Arnn provides the introduction to multiple courses and his quiet and calm demeanor expresses a man who knows that the narratives he is providing are in great danger of fading into history, but who also recognizes that at least attempting to pass them on is a duty. Even though there is a clear perspective in the courses he introduces, they feel like the exact opposite of indoctrination. In fact, at one point, he quite literally says, with a shrug, that he will join his students for another course “if the country still holds together.”

Hillsdale College sells a number of books, hats and gifts that are overpriced and unlikely to be consumed by anyone unfamiliar with conservatism. 

Despite the ascent of progressivism, it still costs an arm and a leg to enter a top four year university.
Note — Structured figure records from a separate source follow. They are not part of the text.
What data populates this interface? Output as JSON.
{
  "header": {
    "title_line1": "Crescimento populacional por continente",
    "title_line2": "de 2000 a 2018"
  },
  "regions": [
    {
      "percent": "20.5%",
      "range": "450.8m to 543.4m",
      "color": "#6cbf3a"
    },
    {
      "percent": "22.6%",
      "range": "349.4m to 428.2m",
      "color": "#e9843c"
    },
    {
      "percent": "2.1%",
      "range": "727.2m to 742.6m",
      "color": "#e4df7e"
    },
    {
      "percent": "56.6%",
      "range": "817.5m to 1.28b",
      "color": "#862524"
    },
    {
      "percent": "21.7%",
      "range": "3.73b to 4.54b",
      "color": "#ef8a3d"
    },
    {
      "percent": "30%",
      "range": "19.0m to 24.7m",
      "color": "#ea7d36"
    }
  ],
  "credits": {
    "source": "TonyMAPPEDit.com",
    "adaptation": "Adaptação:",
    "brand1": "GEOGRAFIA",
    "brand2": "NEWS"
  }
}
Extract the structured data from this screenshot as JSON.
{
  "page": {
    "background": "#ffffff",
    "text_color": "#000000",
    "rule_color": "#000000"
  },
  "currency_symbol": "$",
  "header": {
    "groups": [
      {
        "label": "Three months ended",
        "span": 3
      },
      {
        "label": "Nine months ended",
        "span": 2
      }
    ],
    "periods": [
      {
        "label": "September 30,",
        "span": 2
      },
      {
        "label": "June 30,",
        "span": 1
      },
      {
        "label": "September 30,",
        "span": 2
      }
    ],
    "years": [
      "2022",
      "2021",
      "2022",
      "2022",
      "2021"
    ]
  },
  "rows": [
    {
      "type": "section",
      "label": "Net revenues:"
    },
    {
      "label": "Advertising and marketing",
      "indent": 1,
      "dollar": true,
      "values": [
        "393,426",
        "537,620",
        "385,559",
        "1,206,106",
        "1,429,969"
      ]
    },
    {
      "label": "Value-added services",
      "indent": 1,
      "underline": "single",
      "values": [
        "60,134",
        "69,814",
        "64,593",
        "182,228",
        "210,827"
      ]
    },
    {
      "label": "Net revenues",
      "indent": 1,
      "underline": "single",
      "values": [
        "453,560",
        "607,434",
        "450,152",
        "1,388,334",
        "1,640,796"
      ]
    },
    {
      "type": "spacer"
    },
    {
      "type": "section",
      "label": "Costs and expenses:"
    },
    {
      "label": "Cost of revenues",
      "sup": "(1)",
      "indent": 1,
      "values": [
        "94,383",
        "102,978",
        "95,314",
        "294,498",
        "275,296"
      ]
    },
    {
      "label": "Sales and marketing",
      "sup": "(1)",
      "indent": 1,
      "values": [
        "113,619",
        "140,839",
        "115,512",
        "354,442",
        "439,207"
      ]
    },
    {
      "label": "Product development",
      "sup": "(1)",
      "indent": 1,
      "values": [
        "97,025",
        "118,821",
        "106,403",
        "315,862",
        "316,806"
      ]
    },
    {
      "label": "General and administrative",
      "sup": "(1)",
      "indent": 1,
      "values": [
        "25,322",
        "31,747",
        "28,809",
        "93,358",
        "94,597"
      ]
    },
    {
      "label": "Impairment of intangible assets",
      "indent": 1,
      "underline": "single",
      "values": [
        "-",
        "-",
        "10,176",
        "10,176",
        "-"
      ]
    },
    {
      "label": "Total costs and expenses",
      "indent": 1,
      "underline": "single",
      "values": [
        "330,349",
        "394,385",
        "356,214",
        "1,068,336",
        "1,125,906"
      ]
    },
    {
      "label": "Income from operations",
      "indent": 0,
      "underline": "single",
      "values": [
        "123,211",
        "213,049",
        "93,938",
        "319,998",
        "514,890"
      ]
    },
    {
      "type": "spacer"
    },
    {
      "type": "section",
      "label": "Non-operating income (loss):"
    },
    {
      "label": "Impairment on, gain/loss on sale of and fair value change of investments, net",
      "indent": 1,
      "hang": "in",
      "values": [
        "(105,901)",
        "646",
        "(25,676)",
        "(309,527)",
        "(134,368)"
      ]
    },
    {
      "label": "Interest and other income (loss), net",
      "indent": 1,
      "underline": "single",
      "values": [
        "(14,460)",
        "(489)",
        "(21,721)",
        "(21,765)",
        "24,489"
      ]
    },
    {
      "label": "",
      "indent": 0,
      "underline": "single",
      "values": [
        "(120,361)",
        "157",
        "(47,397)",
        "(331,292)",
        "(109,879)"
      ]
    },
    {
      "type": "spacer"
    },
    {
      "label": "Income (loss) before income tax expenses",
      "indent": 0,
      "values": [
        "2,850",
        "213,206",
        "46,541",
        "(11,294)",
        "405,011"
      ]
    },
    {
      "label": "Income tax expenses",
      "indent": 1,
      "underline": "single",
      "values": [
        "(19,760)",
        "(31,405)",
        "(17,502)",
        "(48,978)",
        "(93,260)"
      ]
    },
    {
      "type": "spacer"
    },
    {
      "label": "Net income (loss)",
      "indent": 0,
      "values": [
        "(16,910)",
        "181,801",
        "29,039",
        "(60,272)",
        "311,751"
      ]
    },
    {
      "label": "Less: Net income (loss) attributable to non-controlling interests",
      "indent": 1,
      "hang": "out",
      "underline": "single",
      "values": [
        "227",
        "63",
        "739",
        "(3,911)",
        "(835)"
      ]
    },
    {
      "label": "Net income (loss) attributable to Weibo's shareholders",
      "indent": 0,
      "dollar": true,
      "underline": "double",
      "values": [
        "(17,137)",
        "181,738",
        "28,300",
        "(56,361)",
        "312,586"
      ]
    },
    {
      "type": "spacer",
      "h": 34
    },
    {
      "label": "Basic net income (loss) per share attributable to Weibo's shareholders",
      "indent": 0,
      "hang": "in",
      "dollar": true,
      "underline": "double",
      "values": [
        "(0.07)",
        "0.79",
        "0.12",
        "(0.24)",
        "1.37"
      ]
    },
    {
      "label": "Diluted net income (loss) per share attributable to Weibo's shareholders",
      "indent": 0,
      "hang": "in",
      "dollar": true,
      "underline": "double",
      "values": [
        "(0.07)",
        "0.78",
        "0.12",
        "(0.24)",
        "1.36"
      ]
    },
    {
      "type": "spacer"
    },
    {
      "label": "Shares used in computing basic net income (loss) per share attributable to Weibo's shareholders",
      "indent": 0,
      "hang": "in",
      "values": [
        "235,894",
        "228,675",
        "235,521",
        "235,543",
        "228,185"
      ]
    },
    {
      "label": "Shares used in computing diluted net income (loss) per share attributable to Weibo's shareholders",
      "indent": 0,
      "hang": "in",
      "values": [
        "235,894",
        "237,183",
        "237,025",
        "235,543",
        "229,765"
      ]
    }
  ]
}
One has to play the right kind of victim in order to apprehend a top scholarship, and constantly pitch themselves. These free courses flip the script on equity. They provide an opportunity, in the midst of a progressive climate, to flip the script on multiple historical narratives.

Another pot shot at the leftist narrative in universities could be a course on post-USSR. How did Francis Fukuyama, who predicted the worldwide ascent of Western democracy in The End of History and the Last Man, end up wrong as millionaires looted the Soviet treasury in the 1990s and then most of the Soviet institutions were recreated under the cover of Eurasianism in the 2000s and 2010s? 

The outsider position of conservatism in 2021 provides a great opportunity for heterodoxy and rebellion. In its journal Imprimis, Hillsdale College boasts that over two million students have taken their online courses.

“We have learned a lot from producing online courses for the public over the past decade, and over two million citizens have taken one or more of them. Soon we plan to start a master’s degree program in classical education, and we will have an online component to that as well.”